Neustart eines Gambits
Lucian Miron prüft 1.d4 d5 2.c4 e6 3.Sc3 c5 4.cxd5 cxd4!?
Das Von Hennig-Schara-Gambit oder Schara-Hennig-Gambit (wie es mir von GM Liviu-Dieter Nisipeanu vorgestellt wurde) ist eine der schärfsten Antworten gegen 1.d4/2.c4/3.Sc3. Benannt ist es nach Heinrich von Hennig und Anton Schara, die in den frühen 1900er Jahren Schach spielten. In letzter Zeit haben viele Top-GMs dieses Gambit angewendet, darunter Weltmeister Magnus Carlsen und Stars wie Alexander Grischuk, Aryan Tari, Daniel Fridman u.a. Lange Zeit hatte das Schara-Hennig-Gambit einen schlechten Ruf, aber mit Hilfe der neuen Engines begannen die Spieler, es wieder aufzugreifen. Ich persönlich habe es nach meiner Partie gegen GM Mircea Parligras aufgegeben.

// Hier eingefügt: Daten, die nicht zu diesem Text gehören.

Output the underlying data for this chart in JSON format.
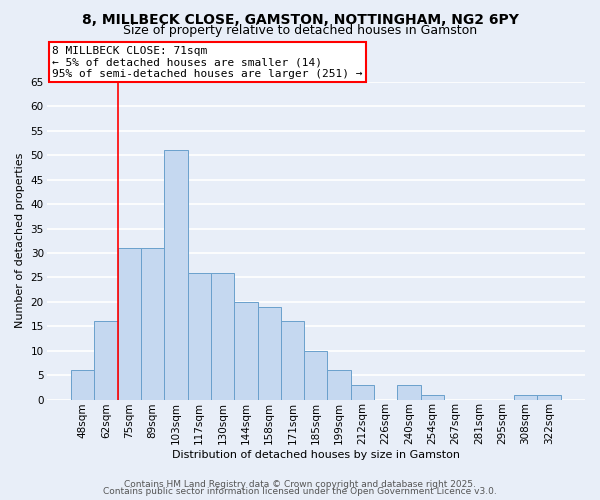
{
  "title1": "8, MILLBECK CLOSE, GAMSTON, NOTTINGHAM, NG2 6PY",
  "title2": "Size of property relative to detached houses in Gamston",
  "xlabel": "Distribution of detached houses by size in Gamston",
  "ylabel": "Number of detached properties",
  "categories": [
    "48sqm",
    "62sqm",
    "75sqm",
    "89sqm",
    "103sqm",
    "117sqm",
    "130sqm",
    "144sqm",
    "158sqm",
    "171sqm",
    "185sqm",
    "199sqm",
    "212sqm",
    "226sqm",
    "240sqm",
    "254sqm",
    "267sqm",
    "281sqm",
    "295sqm",
    "308sqm",
    "322sqm"
  ],
  "values": [
    6,
    16,
    31,
    31,
    51,
    26,
    26,
    20,
    19,
    16,
    10,
    6,
    3,
    0,
    3,
    1,
    0,
    0,
    0,
    1,
    1
  ],
  "bar_color": "#c5d8f0",
  "bar_edge_color": "#6aa0cc",
  "vline_color": "red",
  "annotation_text": "8 MILLBECK CLOSE: 71sqm\n← 5% of detached houses are smaller (14)\n95% of semi-detached houses are larger (251) →",
  "annotation_box_facecolor": "white",
  "annotation_box_edgecolor": "red",
  "ylim": [
    0,
    65
  ],
  "yticks": [
    0,
    5,
    10,
    15,
    20,
    25,
    30,
    35,
    40,
    45,
    50,
    55,
    60,
    65
  ],
  "background_color": "#e8eef8",
  "grid_color": "white",
  "footer1": "Contains HM Land Registry data © Crown copyright and database right 2025.",
  "footer2": "Contains public sector information licensed under the Open Government Licence v3.0.",
  "title_fontsize": 10,
  "subtitle_fontsize": 9,
  "axis_label_fontsize": 8,
  "tick_fontsize": 7.5,
  "annotation_fontsize": 8,
  "footer_fontsize": 6.5
}
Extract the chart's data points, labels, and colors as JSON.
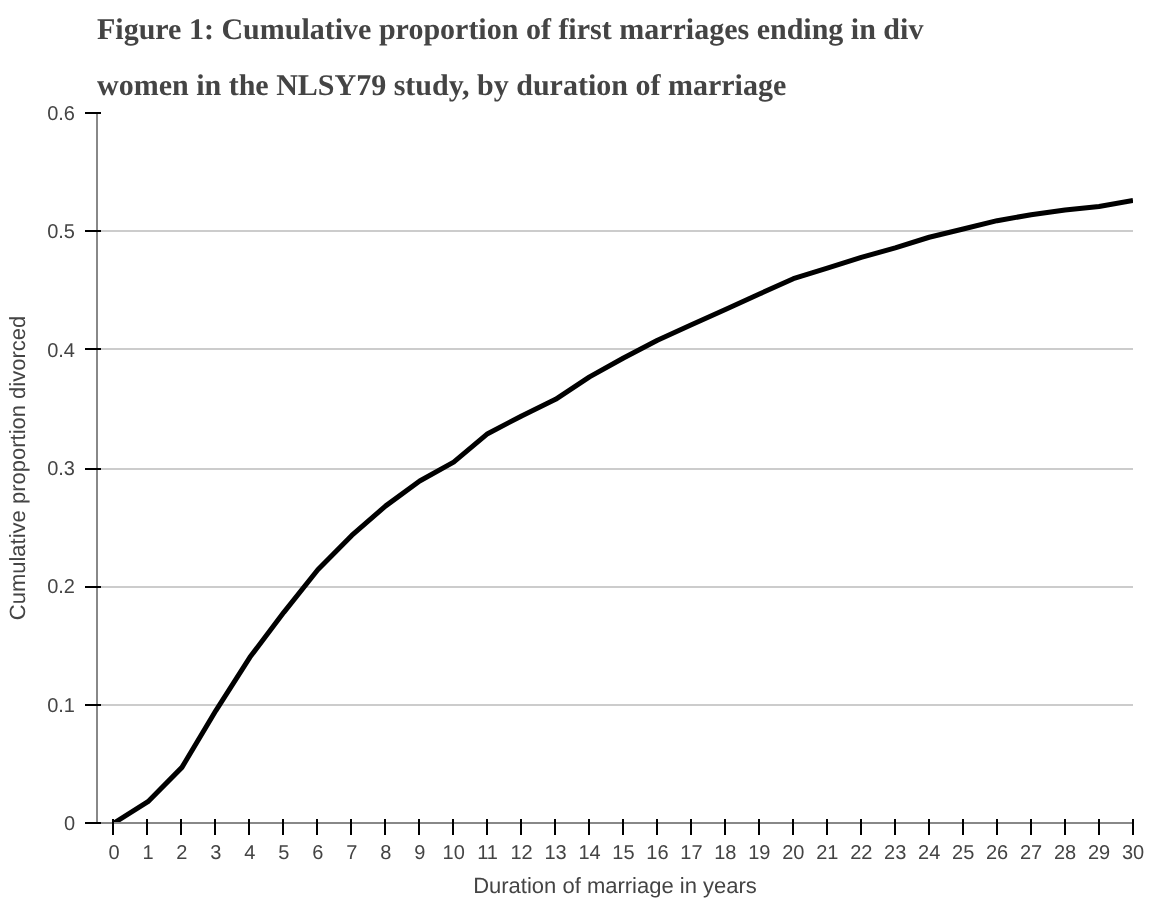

Wir erreichen die Ausgangsstellung des Gambits nach den Zügen 1.d4 d5 2.c4 e6 3.Sc3 c5 (Tarrasch-Verteidigung) 4.cxd5 cxd4!?.
Ein sehr interessantes Bauernopfer. Die Idee ist, dass, während Weiß Zeit damit verschwendet, den Bauern zu schlagen, Schwarz eine schnelle und einfache Entwicklung erhält.
Hier hat Weiß zwei Möglichkeiten: A) 5.Dxd4 oder B) 5.Da4+.
Für mich als Anwender des Schara-Hennig-Gambits gab es bis 2021 keinen Unterschied zwischen den Optionen A) und B). Sie würden beide nach 5.Dxd4 Sc6 6.Dd1 exd5 7.Dxd5 Ld7?! oder 5.Da4+ Ld7 6.Dxd4 exd5 7.Dxd5 Sc6?! ineinander übergehen.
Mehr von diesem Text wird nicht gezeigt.